Unfortunately, Bob's nowhere to be seen – replaced instead by a manga-esque cast-off from Queer Eye. It shouldn't matter, yet Blockbusters without Bob Holness is like a Middle East conflict without George W Bush, so it's immediately lacking in style content. But your mobile phone is dear to us, reader, so we persevered with the letter-based shenanigans of a gone but never forgotten classic quiz.

Visually, this second edition (you can read about its predecessor here) is rather pretty – maximising the mobile screen with a nicely metallic hexagonal playing board, along with a selection of cartoon-like students and their mascots.

The admittedly obscure mismatching of players (for those not quite old enough to wallow in our pool of sultry nostalgia, Blockbusters pitted a team of two students against one solitary student) is no longer present, and probably wouldn't work if it were, so no points lost on the necessity of rearranging the teams.

One player must choose a segment of the board at a time with the intention of building a line of five from right to left, while the other joins up a line of four from top to bottom in order to win. Each segment has a letter in it, and the question posed to win the place on the board has an answer beginning with that letter. While there's apparently a good supply of questions (this presumably being the primary reason for releasing a second edition), it's the multiple choice answers that let the gameplay down a little.

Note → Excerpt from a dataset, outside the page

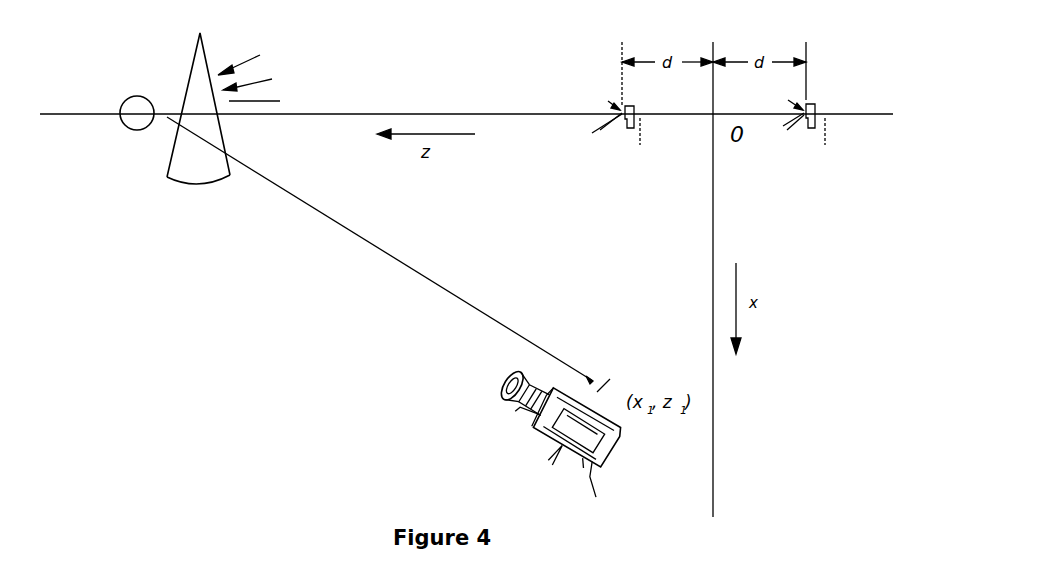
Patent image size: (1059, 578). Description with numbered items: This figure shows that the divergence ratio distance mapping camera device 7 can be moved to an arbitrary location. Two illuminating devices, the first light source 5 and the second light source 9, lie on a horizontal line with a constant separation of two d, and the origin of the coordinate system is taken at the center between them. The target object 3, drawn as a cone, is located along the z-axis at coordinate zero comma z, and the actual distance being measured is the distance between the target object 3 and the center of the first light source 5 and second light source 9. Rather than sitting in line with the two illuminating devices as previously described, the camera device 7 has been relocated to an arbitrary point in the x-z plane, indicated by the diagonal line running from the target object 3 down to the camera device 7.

The TV show relied on the greasy students actually knowing the answer, rather than having a rather obvious list presented to them that make guessing a fairly exact science.

Even the most stoned degree-level future-MacDonald's-manager can fathom the most likely answer from the obscure list of possibilities, and even if they don't the correct solution is given away for free by Bob's unworthy replacement. As you can imagine, this saps a lot of the challenge from Blockbusters and means a gold run is no longer the on-campus accolade it once was.

Two-player mode adds a fair amount of interest, though mainly in the battle for elbow room and quick fire supremacy. The fight for jumping to the buzzer first on a single handset is a lot of fun, though, be warned: our mobile phone hit the floor three times as the alphabet-based action heated up.

A new batch of characters, mascots and, most importantly, questions are certainly welcome, although the intrinsic problems with answering them still remain prohibitively dysfunctional.

If it's all the same, we'll take the Walkman and call it a day, please Bob.